UPDATE – JetBlue has made a new offer directly to the shareholders of Spirit Airlines and has called on them to vote against the proposed agreement with Frontier Airlines. Through its wholly-owned subsidiary Sundown Acquisition Corp, JetBlue has submitted an all-cash, fully financed tender to purchase Spirit for $30 per share, it said on May 16. JetBlue directly targets Spirit shareholders with new offer.
The offer represents “a sixty percent premium to the value of the Frontier transaction as of May 13, 2022 – a very compelling offer and higher than the premium implied by JetBlue’s original proposal. JetBlue is fully prepared to negotiate in good faith a consensual transaction at $33, subject to receiving necessary diligence”, the airline says in a media statement.

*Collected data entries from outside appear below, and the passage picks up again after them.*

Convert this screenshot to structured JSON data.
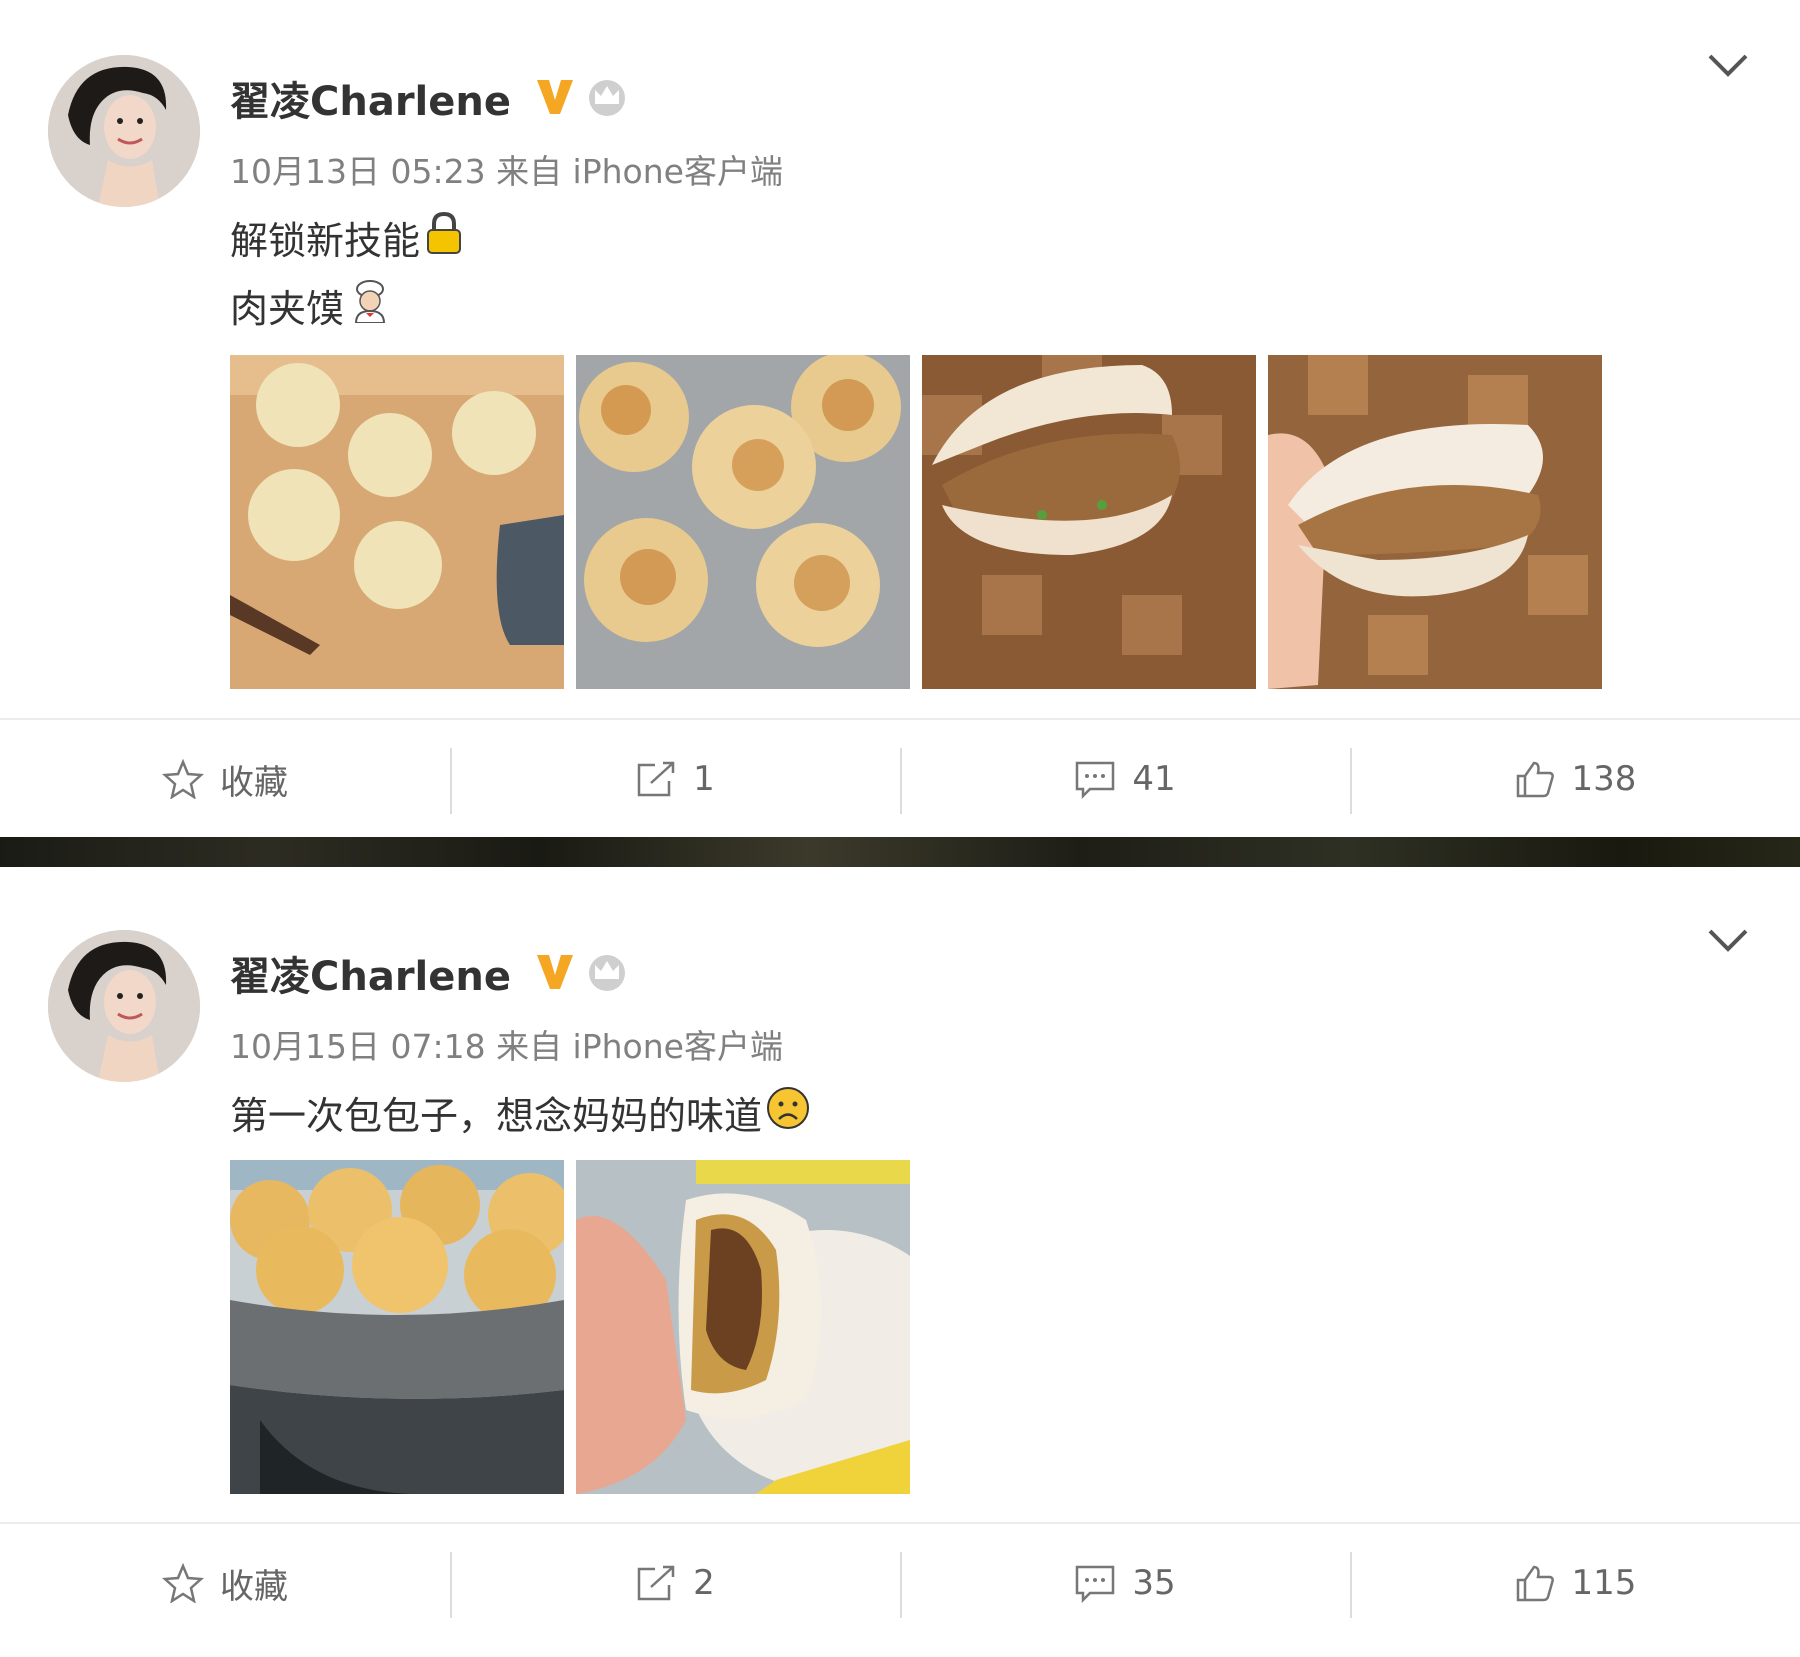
{
  "posts": [
    {
      "author": "翟凌Charlene",
      "meta": "10月13日 05:23 来自 iPhone客户端",
      "lines": [
        "解锁新技能",
        "肉夹馍"
      ],
      "line_emojis": [
        "lock-emoji",
        "chef-emoji"
      ],
      "images": [
        "dough-rounds-on-board",
        "pan-fried-flatbreads",
        "roujiamo-sandwich",
        "roujiamo-in-hand"
      ],
      "actions": {
        "favorite_label": "收藏",
        "repost_count": "1",
        "comment_count": "41",
        "like_count": "138"
      }
    },
    {
      "author": "翟凌Charlene",
      "meta": "10月15日 07:18 来自 iPhone客户端",
      "lines": [
        "第一次包包子，想念妈妈的味道"
      ],
      "line_emojis": [
        "sad-face-emoji"
      ],
      "images": [
        "steamed-buns-in-steamer",
        "bun-bitten-in-hand"
      ],
      "actions": {
        "favorite_label": "收藏",
        "repost_count": "2",
        "comment_count": "35",
        "like_count": "115"
      }
    }
  ],
  "colors": {
    "verified_badge": "#f5a623",
    "meta_text": "#808080",
    "action_text": "#666666"
  }
}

But that’s exactly the problem for JetBlue: “Given the Spirit Board of Directors’ complete unwillingness to share the same necessary diligence information that was shared with Frontier, JetBlue is now offering to acquire Spirit for $30 per share in cash through a fully financed tender offer.” The carrier notes that Spirit rejected the enhanced offer in April without asking JetBlue a single question about the regulatory concerns.
Spirit Airlines has said on multiple occasions since early May that the JetBlue offer isn’t superior to the original agreement with Frontier and poses serious risks for its shareholders. The Florida-based carrier is seeing many red flags and doubts if a takeover by JetBlue would get regulatory approval from the Department of Justice. The DoJ already has raised serious objections against the Northeast Alliance (NEA) between JetBlue and American Airlines in the New York-Boston region, bringing the case into court in September. JetBlue responded that it would be willing to dispose of assets if that is needed to secure the approval for a deal with Spirit, but still, Spirit rejected the unsolicited offer.
‘Spirit Board failed to act in the interest of the shareholders’
Spirit shareholders are to vote on the Spirit/Frontier agreement on June 10. In an attempt to change their minds, JetBlue is now targeting them directly. In a letter, the New York-based airline says that the Spirit Board has failed to act in the best interest of the shareholders to engage in the superior JetBlue bid. “JetBlue offers more value – a significant premium in cash – more certainty, and more benefits for all stakeholders. Frontier offers less value, more risk, no divestiture commitments, and no reverse break-up fee, despite more overlap on non-stop routes and their own regulatory challenges.”
JetBlue subsequently puts the blame for Spirit’s rejection so far on the doorstep of Frontier’s main shareholder, Indigo Partners. “Ask yourself a simple question: why won’t the Spirit Board engage with us constructively? The interests of Bill Franke’s Indigo Partners and the long-standing relationships between the two companies is the obvious answer.” Before selling his share in 2013, Franke used to be a shareholder in Spirit Airlines, but he still has strong ties with multiple directors and Chairman of the Board, McIntyre Gardner.
JetBlue maintains that its latest all-cash offer is superior to that of Frontier, just as it has said in April. Its divestiture commitment offers more regulatory certainty than the Spirit Board likes to portray, but JetBlue doesn’t provide evidence that the DoJ will back a JetBlue/Spirit merger. It stresses that the proposed merger with Frontier has regulatory risks too, as there is more overlap in flights between Frontier and Spirit (104 flights) than between JetBlue and Spirit (54).
JetBlue also offers a $200 million reverse break-up fee to Spirit, in case the negotiations fail. And there is another carrot: “If the Spirit shareholders vote against the transaction with Frontier and compel the Spirit Board to negotiate with us in good faith, we will work towards a consensual transaction at $33 per share, subject to receiving the information to support it.”
Spirit will study offer
In a statement, the Spirit Board said: “We will carefully review JetBlue’s tender offer to determine the course of action that it believes is in the best interests of Spirit and its stockholders. Spirit stockholders are urged to take no action with respect to the JetBlue tender offer at this time pending the Board’s evaluation of the offer.”
Spirit says it intends to advise its stockholders of the Board’s formal position regarding the JetBlue tender offer within ten business days.